Some disgruntled people in Oregon brought a neighborhood complaint to the Court of Appeals: that the smell of marijuana emanating from nearby homes was "physically offensive." But the court ruled that while odors such as rotten eggs and raw sewage are "objectively unpleasant," grass doesn't necessarily smell like ass.

In its ruling Wednesday, the three judge-panel wrote: "We are not prepared to declare that the odor of marijuana smoke is equivalent to the odor of garbage. Indeed, some people undoubtedly find the scent pleasing." They continued: "[A]n odor that is very intense and persistent could reasonably be regarded as offensive even if it ordinarily might be considered pleasant—perfume, for example, or pungent spices."

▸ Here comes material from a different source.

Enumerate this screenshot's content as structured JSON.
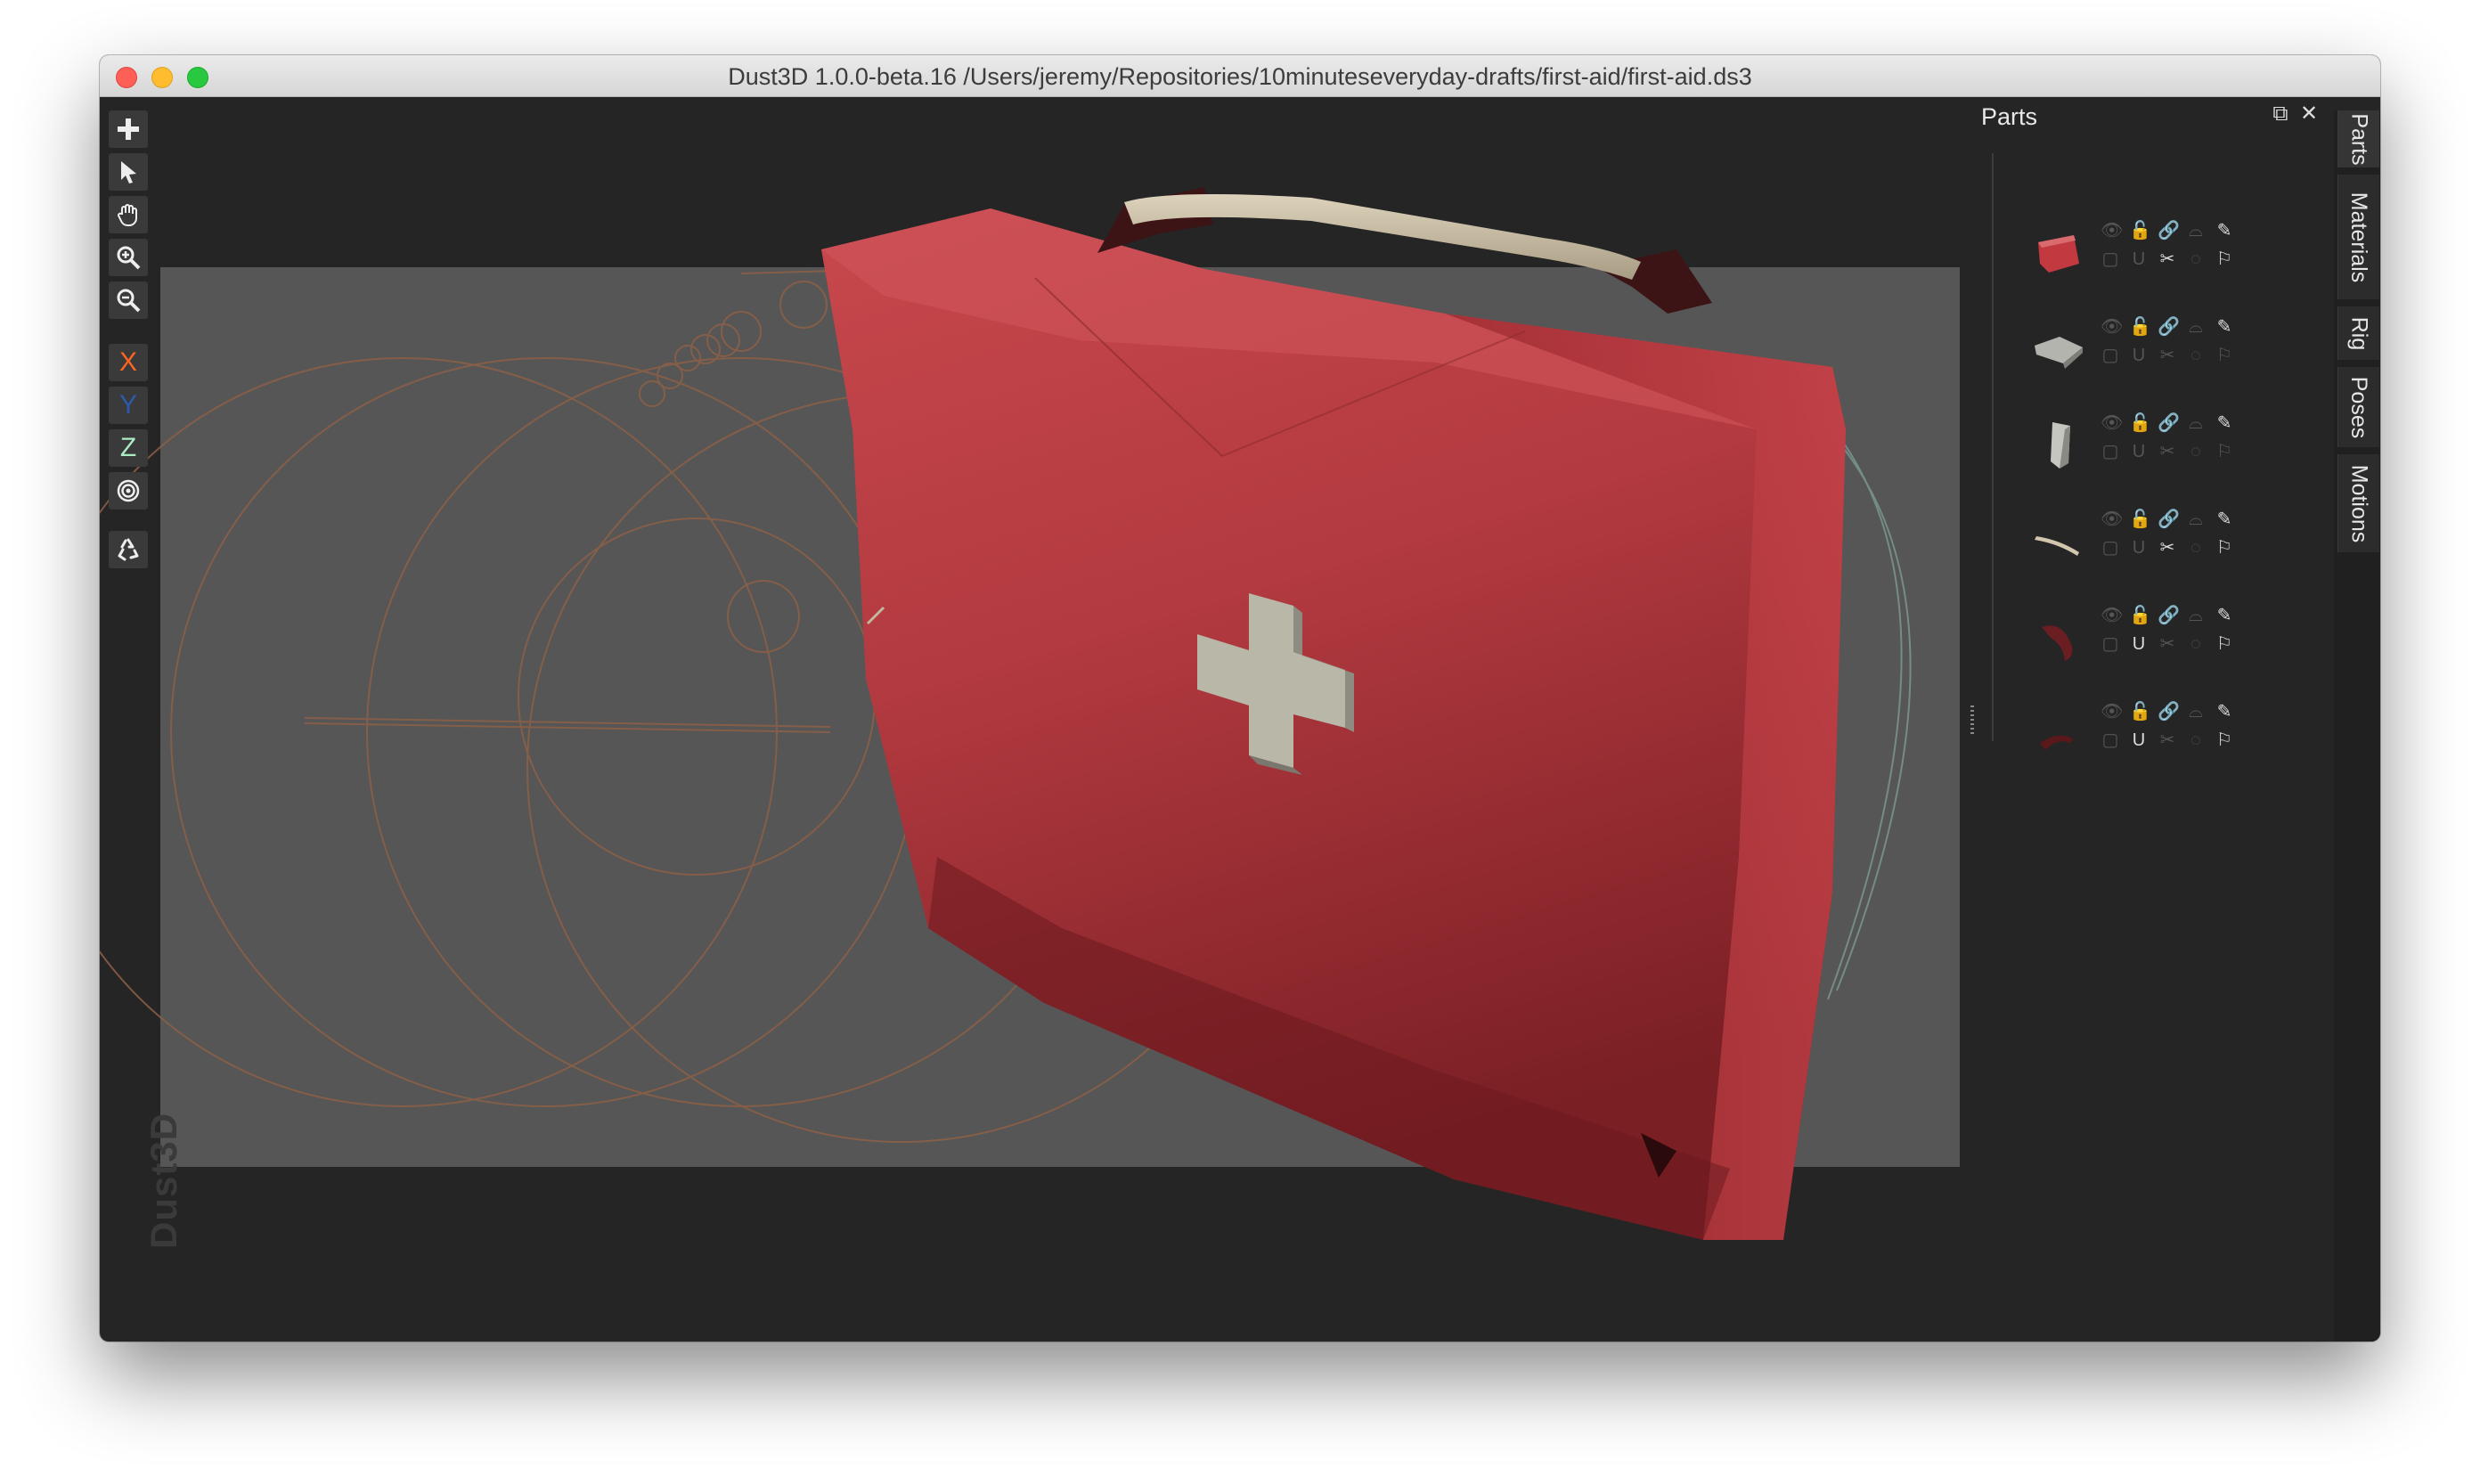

Oregon Live notes that following the decision, the appeals court threw out the second-degree criminal mischief convictions of a man who had his home searched three years ago on the grounds that it smelled like dope. In 2012, Jared William Lang was visited by a police officer in Philomath, Oregon after both of his next-door neighbors called and reported that his place reeked of pot several times a week. The officer had requested a warrant to search the unit, claiming that Lang may have created a "physically offensive smell," citing a possible second-degree disorderly conduct violation.

While searching Lang's apartment, police found that he had paraphernalia for an illegal something else--graffiti. After the search, Lang was slapped with three counts of misdemeanor second-degree criminal mischief for the vandalism. He appealed, saying the warrant had been, well, unwarranted.

Three years later, the appeals court has found that it couldn't determine whether the smell of weed was offensive, calling the odor "subjective" and dependent on the "intensity, duration or frequency" of the smokers' habits.

The decision means that police won't be able to hassle weed smokers toking up in their own homes because of smell. Stoners in non-legalized states are likely green with envy.